Em sintonia com as exigências objetivas da fé e da missão de evangelizar, a Igreja tem em conta este dado essencial: o encontro entre a fé e as culturas se opera entre duas realidades que não são da mesma ordem. A inculturação da fé e a evangelização das culturas estabelecem como que um binômio, que exclui toda forma de sincretismo: (8) tal é « o sentido autêntico da inculturação; esta, diante das mais diversas e por vezes contrastantes culturas presentes nas várias partes do mundo, pretende ser uma obediência ao mandato de Cristo de pregar o Evangelho a todas as gentes até os extremos confins da terra. Uma tal obediência não significa sincretismo, nem simples adaptação do anúncio evangélico, mas que o evangelho penetra vitalmente nas culturas, se encarna nelas, superando os elementos culturais das mesmas que são incompatíveis com a fé e a vida cristã e elevando os seus valores ao mistério da salvação que provém de Cristo » (Pastores dabo vobis, n. 55). Os sucessivos Sínodos dos Bispos não cessam de sublinhar a importância peculiar desta inculturação para a evangelização, à luz dos grandes mistérios da salvação: a encarnação de Cristo, o seu nascimento, sua Paixão e sua Páscoa redentora e o Pentecostes que, pela forca do Espírito, dá a cada um entender na sua própria língua as maravilhas de Deus.(9) As nações congregadas em torno do cenáculo de Pentecostes não entenderam nas suas línguas respectivas um discurso sobre suas próprias culturas humanas, mas maravilharam-se de entender, cada um na sua própria língua, os apóstolos anunciarem as maravilhas de Deus. « Por um lado, a mensagem evangélica não é isolável pura e simplesmente da cultura em que ela primeiramente se inseriu, nem mesmo, sem perdas graves, das culturas em que ela já se exprimiu ao longo dos séculos... por outro lado, a força do Evangelho por toda a parte é transformadora e regeneradora » (Catechesi Tradendae, n. 53). « O anúncio do Evangelho nas diversas culturas, ao exigir de cada um dos destinatários a adesão da fé, não os impede de conservar a própria identidade cultural, ... fazendo com que aquilo que nelas está implícito se desenvolva até à sua explanação plena na verdade » (Fides et Ratio, n. 71).

« Devido à relação estreita e orgânica existente entre Cristo e a palavra anunciada pela Igreja, a inculturação da mensagem revelada não poderá deixar de seguir a "lógica" própria do mistério da Redenção...esta kenosis necessária para a exaltação, caminho de Jesus e de cada um dos seus discípulos (cf. Fil 2, 6-9), é iluminadora para o encontro das culturas com Cristo e o seu Evangelho. Cada cultura tem necessidade de ser transformada pelos valores do Evangelho à luz do mistério pascal » (Ecclesia in Africa, n. 61). A onda dominante do secularismo que se propaga através das culturas, propõe muitas vezes, com a força sugestiva dos medias, modelos de vida que são o contrário da cultura das Bem-aventuranças e da imitação de Cristo pobre, casto, obediente e humilde de coração.

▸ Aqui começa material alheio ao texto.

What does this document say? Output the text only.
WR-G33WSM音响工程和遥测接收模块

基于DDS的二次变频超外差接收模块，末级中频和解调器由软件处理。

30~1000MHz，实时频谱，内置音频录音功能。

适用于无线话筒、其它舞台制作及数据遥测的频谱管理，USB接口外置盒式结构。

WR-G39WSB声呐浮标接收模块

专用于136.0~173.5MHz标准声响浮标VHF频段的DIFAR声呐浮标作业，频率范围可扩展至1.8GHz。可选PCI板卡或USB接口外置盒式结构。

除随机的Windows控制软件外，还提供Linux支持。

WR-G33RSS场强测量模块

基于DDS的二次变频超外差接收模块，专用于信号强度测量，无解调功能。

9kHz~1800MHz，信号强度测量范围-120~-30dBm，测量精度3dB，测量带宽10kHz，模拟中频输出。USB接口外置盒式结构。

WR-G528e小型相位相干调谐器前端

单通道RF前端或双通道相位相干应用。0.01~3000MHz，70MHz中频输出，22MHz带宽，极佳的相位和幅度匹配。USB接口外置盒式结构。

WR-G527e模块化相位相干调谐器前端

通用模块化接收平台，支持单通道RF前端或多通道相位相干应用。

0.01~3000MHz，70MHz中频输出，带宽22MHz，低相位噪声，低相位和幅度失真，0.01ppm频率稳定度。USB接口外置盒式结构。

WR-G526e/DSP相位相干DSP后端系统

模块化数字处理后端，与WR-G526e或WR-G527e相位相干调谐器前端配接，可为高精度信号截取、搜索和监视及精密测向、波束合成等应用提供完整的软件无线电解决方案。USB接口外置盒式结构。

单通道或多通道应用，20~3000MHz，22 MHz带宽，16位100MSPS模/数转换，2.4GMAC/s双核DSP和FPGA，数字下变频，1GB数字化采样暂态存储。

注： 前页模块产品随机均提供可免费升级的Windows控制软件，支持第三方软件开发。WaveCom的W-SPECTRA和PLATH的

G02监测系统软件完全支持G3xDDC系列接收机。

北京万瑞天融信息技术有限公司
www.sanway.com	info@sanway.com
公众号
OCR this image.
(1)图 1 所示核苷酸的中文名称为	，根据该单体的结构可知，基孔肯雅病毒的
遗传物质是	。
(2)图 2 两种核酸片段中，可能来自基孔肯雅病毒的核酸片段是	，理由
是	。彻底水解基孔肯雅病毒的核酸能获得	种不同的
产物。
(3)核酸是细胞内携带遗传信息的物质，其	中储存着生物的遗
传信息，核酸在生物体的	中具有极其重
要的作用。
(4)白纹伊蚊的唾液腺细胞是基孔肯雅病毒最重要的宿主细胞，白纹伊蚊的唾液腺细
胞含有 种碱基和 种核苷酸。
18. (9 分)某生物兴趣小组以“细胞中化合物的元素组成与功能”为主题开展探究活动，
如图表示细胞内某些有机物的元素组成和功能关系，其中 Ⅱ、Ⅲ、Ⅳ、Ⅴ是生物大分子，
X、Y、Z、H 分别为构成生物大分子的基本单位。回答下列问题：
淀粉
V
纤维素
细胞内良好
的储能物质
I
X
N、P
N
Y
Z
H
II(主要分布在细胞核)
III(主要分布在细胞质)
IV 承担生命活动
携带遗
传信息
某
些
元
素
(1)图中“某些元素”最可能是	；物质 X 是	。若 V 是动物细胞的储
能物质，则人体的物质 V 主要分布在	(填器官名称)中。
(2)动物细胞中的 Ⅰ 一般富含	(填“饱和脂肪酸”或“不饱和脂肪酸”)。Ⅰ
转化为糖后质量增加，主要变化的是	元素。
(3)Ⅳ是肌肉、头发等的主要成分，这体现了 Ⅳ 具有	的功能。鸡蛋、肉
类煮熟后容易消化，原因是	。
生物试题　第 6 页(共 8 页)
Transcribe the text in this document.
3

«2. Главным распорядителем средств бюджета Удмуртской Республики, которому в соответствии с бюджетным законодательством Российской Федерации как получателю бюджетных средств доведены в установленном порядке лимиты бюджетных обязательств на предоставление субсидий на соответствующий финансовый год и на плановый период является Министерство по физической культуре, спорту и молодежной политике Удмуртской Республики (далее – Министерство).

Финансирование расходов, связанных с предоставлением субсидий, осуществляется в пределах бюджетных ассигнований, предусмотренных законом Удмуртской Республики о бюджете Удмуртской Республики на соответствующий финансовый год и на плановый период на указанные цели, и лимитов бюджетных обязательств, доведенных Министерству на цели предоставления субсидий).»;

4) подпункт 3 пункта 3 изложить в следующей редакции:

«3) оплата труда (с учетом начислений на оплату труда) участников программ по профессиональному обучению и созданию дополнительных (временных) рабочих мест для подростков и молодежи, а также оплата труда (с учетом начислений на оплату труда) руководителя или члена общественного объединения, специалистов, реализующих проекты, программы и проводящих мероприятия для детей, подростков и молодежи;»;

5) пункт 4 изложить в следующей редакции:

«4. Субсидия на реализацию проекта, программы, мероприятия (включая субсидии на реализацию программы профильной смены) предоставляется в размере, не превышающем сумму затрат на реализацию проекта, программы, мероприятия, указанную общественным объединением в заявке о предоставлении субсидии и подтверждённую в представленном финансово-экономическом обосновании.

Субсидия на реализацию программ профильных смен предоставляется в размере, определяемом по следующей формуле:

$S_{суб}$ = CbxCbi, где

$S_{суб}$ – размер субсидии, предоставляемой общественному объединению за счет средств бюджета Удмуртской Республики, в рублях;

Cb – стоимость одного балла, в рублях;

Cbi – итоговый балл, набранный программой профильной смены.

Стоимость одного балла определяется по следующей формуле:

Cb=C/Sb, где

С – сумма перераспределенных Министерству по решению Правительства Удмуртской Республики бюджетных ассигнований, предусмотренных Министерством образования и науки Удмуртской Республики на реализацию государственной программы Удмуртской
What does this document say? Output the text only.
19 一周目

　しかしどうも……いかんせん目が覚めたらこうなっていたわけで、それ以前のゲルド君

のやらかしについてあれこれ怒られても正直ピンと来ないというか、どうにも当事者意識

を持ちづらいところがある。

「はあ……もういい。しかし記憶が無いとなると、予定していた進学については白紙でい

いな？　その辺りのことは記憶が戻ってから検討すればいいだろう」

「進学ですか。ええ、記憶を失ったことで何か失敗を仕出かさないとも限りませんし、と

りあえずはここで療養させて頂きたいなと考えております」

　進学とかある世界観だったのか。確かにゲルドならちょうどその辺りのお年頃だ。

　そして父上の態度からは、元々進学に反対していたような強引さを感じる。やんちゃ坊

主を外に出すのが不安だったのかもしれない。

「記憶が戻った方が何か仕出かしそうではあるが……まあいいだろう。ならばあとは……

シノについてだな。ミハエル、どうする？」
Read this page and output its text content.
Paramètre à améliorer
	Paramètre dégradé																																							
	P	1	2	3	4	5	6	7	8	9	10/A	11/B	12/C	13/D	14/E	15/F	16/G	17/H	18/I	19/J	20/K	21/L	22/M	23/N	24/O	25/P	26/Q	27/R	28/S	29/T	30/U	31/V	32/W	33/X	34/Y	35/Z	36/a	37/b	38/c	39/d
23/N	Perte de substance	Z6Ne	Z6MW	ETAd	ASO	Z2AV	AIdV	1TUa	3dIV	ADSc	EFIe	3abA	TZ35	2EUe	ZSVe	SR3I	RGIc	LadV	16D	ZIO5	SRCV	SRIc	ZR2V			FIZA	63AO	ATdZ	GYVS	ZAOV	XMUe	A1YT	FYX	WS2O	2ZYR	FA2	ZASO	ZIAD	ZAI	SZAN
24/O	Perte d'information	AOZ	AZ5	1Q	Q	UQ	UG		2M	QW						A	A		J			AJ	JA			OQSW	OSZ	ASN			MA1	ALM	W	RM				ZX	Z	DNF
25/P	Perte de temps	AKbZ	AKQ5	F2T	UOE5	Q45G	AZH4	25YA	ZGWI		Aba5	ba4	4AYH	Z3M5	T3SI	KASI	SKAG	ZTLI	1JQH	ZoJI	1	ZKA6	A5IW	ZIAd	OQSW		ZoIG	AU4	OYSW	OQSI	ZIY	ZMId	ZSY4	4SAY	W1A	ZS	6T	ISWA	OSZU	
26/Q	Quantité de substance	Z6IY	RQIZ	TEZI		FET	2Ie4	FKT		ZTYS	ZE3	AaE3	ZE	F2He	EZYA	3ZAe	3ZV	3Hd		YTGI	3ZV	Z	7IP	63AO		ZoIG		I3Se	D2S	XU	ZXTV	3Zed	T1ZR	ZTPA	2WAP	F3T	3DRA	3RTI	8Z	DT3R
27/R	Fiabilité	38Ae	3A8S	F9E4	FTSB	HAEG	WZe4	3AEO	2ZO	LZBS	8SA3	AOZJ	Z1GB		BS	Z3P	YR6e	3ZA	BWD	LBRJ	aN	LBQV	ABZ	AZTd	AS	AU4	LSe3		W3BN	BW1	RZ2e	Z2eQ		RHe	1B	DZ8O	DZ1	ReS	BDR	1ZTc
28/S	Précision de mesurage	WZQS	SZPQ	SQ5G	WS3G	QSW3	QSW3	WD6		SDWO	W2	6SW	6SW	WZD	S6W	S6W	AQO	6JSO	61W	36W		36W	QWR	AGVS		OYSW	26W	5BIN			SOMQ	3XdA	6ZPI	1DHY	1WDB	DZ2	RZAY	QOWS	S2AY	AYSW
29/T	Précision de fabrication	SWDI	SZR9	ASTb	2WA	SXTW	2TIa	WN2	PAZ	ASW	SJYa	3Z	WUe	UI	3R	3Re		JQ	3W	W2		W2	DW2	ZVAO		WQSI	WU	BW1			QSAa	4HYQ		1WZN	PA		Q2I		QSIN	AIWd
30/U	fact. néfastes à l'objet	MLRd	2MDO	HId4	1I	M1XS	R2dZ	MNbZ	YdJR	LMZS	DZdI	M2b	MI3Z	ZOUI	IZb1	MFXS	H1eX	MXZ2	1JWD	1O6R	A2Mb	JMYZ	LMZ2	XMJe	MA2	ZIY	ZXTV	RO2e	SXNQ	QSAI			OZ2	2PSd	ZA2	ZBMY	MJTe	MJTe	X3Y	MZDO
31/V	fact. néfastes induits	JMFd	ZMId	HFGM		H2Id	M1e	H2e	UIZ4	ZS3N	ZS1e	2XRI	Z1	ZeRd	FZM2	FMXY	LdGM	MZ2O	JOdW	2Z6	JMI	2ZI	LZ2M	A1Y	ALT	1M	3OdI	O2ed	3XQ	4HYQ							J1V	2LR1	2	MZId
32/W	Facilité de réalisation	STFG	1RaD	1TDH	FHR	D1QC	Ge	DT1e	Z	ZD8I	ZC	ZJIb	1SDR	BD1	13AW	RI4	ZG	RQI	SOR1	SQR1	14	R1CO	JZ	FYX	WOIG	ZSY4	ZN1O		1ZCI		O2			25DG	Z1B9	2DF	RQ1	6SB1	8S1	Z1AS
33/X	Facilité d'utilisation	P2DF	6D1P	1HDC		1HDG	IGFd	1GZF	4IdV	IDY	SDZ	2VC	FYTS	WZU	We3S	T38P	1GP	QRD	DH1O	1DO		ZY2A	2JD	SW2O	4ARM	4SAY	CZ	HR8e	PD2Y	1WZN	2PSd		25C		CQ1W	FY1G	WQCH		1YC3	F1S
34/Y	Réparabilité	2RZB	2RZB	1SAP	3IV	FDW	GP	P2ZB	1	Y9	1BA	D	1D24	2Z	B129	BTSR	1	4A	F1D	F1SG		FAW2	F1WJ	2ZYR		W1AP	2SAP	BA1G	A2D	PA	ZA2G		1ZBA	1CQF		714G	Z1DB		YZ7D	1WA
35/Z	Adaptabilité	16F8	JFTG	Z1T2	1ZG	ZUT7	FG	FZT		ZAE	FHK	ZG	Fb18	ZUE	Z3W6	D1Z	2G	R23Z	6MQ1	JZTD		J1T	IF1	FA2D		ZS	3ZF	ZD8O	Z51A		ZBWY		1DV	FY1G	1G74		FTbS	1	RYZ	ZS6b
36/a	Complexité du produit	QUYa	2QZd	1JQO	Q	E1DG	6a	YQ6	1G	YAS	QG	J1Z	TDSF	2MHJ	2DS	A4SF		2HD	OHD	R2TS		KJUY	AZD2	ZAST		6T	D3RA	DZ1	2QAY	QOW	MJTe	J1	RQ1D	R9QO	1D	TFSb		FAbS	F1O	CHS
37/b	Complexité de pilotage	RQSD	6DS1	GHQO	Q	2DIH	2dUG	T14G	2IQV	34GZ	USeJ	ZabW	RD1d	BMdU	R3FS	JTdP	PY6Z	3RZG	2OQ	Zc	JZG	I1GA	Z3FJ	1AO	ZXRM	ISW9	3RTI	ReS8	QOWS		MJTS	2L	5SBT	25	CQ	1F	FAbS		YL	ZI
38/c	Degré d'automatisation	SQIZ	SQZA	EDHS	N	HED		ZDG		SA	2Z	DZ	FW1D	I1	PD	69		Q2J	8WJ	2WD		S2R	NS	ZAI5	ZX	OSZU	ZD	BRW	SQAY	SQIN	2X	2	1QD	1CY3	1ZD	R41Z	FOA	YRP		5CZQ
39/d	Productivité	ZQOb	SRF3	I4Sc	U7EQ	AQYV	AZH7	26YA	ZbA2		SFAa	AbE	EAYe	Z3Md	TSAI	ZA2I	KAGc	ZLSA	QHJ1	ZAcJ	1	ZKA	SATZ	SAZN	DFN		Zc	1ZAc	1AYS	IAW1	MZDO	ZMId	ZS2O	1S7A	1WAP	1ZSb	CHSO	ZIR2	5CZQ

De fato, há grandes obras culturais que se inspiram no pecado, e podem incitar ao pecado. « Ao propor a Boa Nova, a Igreja denuncia a presença do pecado nas culturas e as liberta deles. Ela é, portanto, um elemento crítico das culturas..., a crítica das idolatrias, ou seja, de valores erigidos em ídolos ou que uma pretensa cultura declara absolutos ».(10)




8) Cf. Indiferentismo y sincretismo. Desafios y propostas pastorales para la Nueva Evangelización de América Latina, Simposio, San José de Costa Rica, 19-23 de Janeiro de 1992, Bogotá, Celam, 1992.



9) Cf. IV Conferencia Geral do Episcopado Latino-Americano, Santo Domingo, op. cit., n. 230.



10) Cf. III Conferência Geral do Episcopado Latino-Americano, Puebla, op. cit., n. 405.